Construction rebounds with house completions at pre-Covid levels

More than 5,000 new dwelling completions were recorded in the second quarter of the year
Construction rebounds with house completions at pre-Covid levels

Housing construction in Ireland bounced back in the second quarter of the year, with new dwelling completions reaching pre-Covid levels, new data from the Central Statistics Office showed.

More than 5,000 new dwelling completions were recorded in the second quarter of the year as restrictions on the construction industry were lifted and building resumed.

Apartments accounted for more than a quarter of that figure, with 1,333 apartment completions in the three-month period. More than 68 per cent were in Dublin.

Although the total completions were 55.5 per cent higher than in the second quarter of 2020, the pandemic restrictions skew those figures. Compared with the same period in 2019, total completions were up 4.6 per cent.

“The recovery of the construction sector following the relaxation of restrictions associated with the Covid-19 pandemic can be seen in the New Dwelling Completions this quarter,” CSO statistician Justin Anderson said.

“Of all completions in Q2 2021, 50.6 per cent are scheme, 26.5 per cent are apartments and 22.9 per cent are single dwellings.
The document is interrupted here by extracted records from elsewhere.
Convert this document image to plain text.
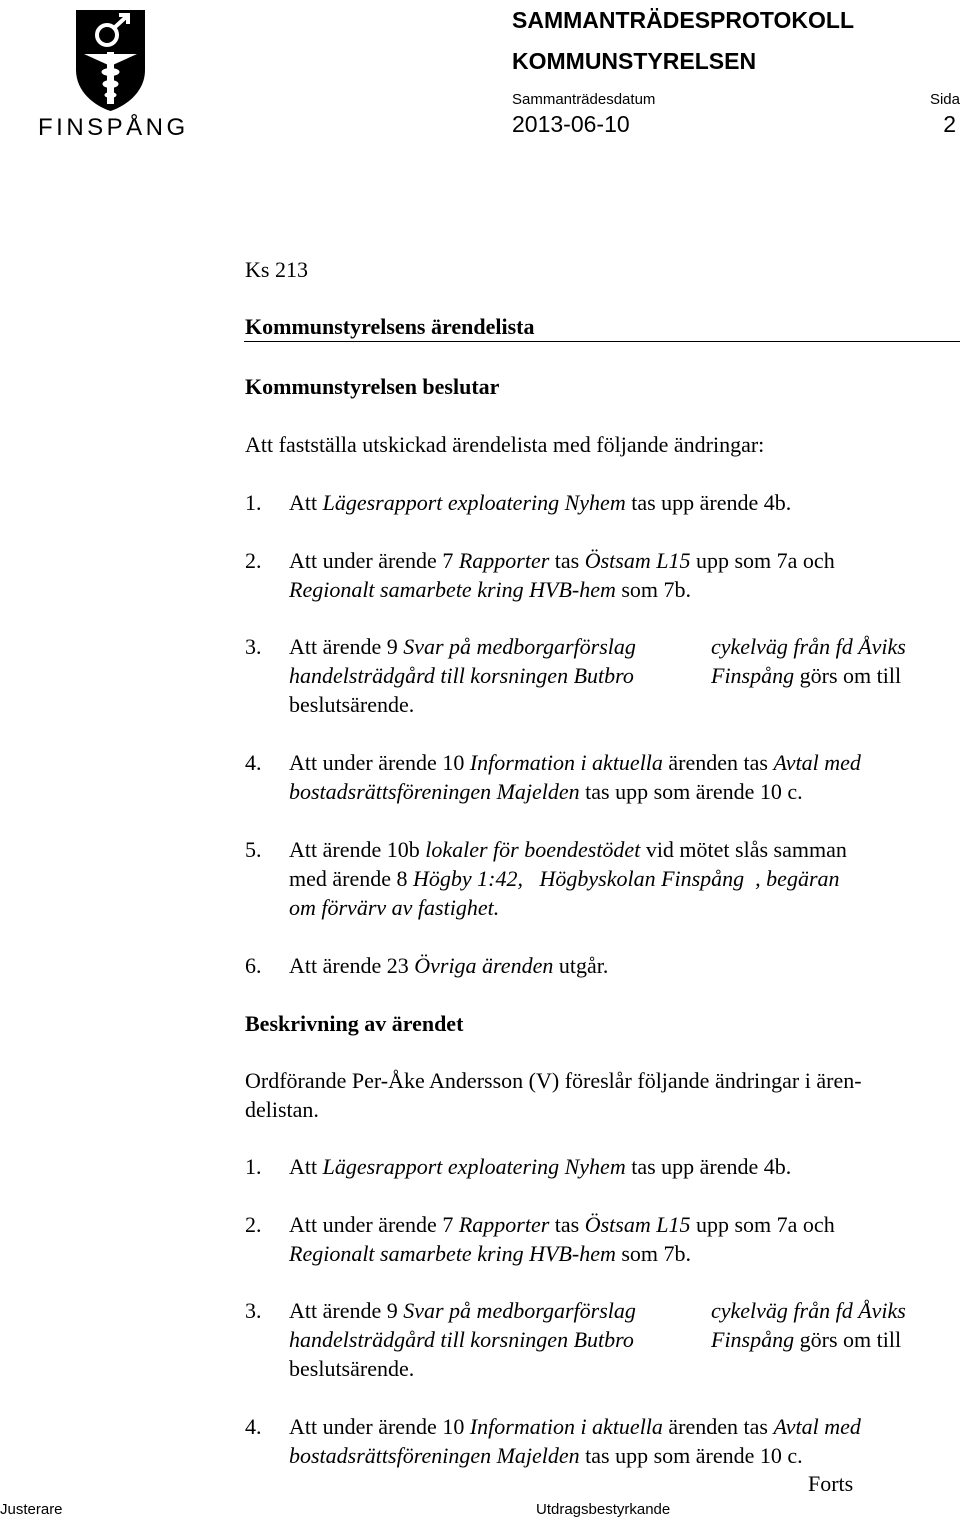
FINSPÅNG
SAMMANTRÄDESPROTOKOLL
KOMMUNSTYRELSEN
Sammanträdesdatum	Sida
2013-06-10	2
Ks 213
Kommunstyrelsens ärendelista
Kommunstyrelsen beslutar
Att fastställa utskickad ärendelista med följande ändringar:
1. Att Lägesrapport exploatering Nyhem tas upp ärende 4b.
2. Att under ärende 7 Rapporter tas Östsam L15 upp som 7a och
Regionalt samarbete kring HVB-hem som 7b.
3. Att ärende 9 Svar på medborgarförslag	cykelväg från fd Åviks
handelsträdgård till korsningen Butbro	Finspång görs om till
beslutsärende.
4. Att under ärende 10 Information i aktuella ärenden tas Avtal med
bostadsrättsföreningen Majelden tas upp som ärende 10 c.
5. Att ärende 10b lokaler för boendestödet vid mötet slås samman
med ärende 8 Högby 1:42,   Högbyskolan Finspång  , begäran
om förvärv av fastighet.
6. Att ärende 23 Övriga ärenden utgår.
Beskrivning av ärendet
Ordförande Per-Åke Andersson (V) föreslår följande ändringar i ären-
delistan.
1. Att Lägesrapport exploatering Nyhem tas upp ärende 4b.
2. Att under ärende 7 Rapporter tas Östsam L15 upp som 7a och
Regionalt samarbete kring HVB-hem som 7b.
3. Att ärende 9 Svar på medborgarförslag	cykelväg från fd Åviks
handelsträdgård till korsningen Butbro	Finspång görs om till
beslutsärende.
4. Att under ärende 10 Information i aktuella ärenden tas Avtal med
bostadsrättsföreningen Majelden tas upp som ärende 10 c.
Forts
Justerare	Utdragsbestyrkande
This is the first quarter since the series began in 2011 where more than a quarter of completions have been apartments.”

The local electoral area of Blanchardstown-Mulhuddart had the most completions at 185 in the second quarter of the year, followed by Howth-Malahide and Lucan.

The only area outside the capital with more than 100 completions was Skibbereen-West Cork with 101.

All 166 local electoral areas had at least one completion during the three-month period.

Goodbody’s Dermot O’Leary said the data confirmed the post-lockdown rebound in housing construction in Ireland.

“In [the first half] overall, completions were effectively flat on 2019 levels suggesting that the pandemic merely stalled the upward trend in new housing supply in Ireland rather than reversing it,” he said.